I was first told about Lorac by my parents, when I was young. Both of them liked the books in particular because some of them were set in a part of the country, north west England, which they knew very well. My Dad was a real fan, although I'm not sure he ever cottoned on to the fact that the Lorac pen-name concealed the identity of a woman, Edith Caroline Rivett. But the books were out of print, something my Mum and Dad mourned. So when I started working, and haunting second hand bookshops, I snapped up every Lorac title that I could find, and presented it to my parents. (I did the same with quite a few other authors they liked; I'll say more about those books, some other time.) After their deaths, the books came back to me, and I've slowly been working my way through them, as well as adding some more titles to the collection.

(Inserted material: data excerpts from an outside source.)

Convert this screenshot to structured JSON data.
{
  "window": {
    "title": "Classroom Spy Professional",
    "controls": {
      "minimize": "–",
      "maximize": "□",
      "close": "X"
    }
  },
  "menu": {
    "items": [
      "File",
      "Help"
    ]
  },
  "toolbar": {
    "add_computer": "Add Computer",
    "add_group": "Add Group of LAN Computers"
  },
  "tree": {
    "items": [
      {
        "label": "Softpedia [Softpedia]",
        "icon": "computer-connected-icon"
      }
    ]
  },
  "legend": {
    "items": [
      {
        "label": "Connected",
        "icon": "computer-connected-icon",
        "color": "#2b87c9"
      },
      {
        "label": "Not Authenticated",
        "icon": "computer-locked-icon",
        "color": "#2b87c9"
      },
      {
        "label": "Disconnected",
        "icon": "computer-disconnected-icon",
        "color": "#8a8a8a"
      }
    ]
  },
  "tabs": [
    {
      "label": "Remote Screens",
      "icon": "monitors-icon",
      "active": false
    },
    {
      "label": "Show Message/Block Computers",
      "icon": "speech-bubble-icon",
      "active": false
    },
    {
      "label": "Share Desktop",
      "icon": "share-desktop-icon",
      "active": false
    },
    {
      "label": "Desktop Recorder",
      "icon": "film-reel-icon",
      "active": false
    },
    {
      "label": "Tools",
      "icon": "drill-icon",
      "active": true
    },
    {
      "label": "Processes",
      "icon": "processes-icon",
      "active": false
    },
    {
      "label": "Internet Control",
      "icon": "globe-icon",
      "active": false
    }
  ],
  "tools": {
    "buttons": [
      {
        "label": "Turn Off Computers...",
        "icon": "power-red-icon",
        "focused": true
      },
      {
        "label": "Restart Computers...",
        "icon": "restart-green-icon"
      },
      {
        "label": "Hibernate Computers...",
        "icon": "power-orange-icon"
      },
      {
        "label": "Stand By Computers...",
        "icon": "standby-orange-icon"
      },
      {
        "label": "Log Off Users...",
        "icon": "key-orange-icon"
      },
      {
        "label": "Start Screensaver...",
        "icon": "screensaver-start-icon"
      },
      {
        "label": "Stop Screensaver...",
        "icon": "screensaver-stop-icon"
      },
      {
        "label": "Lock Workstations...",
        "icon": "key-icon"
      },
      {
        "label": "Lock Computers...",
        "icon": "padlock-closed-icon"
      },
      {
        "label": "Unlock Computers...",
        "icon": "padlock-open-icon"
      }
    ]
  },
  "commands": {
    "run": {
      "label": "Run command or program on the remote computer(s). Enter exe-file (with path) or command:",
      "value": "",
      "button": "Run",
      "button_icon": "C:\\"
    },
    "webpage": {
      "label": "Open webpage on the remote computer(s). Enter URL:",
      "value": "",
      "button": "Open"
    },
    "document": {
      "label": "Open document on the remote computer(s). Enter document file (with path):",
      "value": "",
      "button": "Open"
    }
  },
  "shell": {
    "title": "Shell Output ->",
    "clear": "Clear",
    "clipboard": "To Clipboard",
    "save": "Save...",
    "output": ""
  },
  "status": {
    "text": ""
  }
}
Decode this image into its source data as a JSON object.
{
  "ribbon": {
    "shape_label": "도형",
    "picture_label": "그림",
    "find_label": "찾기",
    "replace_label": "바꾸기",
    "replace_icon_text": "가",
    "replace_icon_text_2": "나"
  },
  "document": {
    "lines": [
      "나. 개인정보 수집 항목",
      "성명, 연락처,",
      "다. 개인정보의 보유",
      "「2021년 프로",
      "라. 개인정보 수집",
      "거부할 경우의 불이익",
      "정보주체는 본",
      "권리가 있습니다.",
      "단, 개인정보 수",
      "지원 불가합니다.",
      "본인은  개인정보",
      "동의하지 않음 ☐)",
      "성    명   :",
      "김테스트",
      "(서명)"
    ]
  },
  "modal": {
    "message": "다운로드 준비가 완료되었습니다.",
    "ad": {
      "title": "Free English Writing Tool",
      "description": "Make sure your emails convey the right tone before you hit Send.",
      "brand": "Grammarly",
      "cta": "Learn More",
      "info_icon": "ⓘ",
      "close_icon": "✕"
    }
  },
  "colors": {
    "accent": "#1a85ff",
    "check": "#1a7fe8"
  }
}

One of the additions I made a couple of years ago was Bats in the Belfry, which is set in central London. I happened to be on holiday in, of all places, the Atacama Desert, when I checked a favourite dealer's site (as you do) and discovered that an inscribed copy was for sale. I nabbed it while still in Chile, on the assumption that I'd never get another chance, even though the book lacked a jacket. And when I read the book, I was delighted, not just by the inscription (to Lorac's mother) but by the story, which struck me as entertaining and atmospheric. Yes, I did guess whodunit, but I felt that the plot overall was pleasing enough for this not to be a problem.
Even before I bought that book, I'd been keen for the British Library to bring Lorac's books back into the public eye. But it proved very difficult to trace the rights holders. Finally, thanks to the sterling efforts of Rob Davies's department at the Library, the deed was done, and now Lorac is back in print. Bats in the Belfry was published last week, and another title, Fire in the Thatch, will come out before too long. I'm really pleased about this, and I hope that if you sample Lorac for yourself, you'll find her work enjoyable too.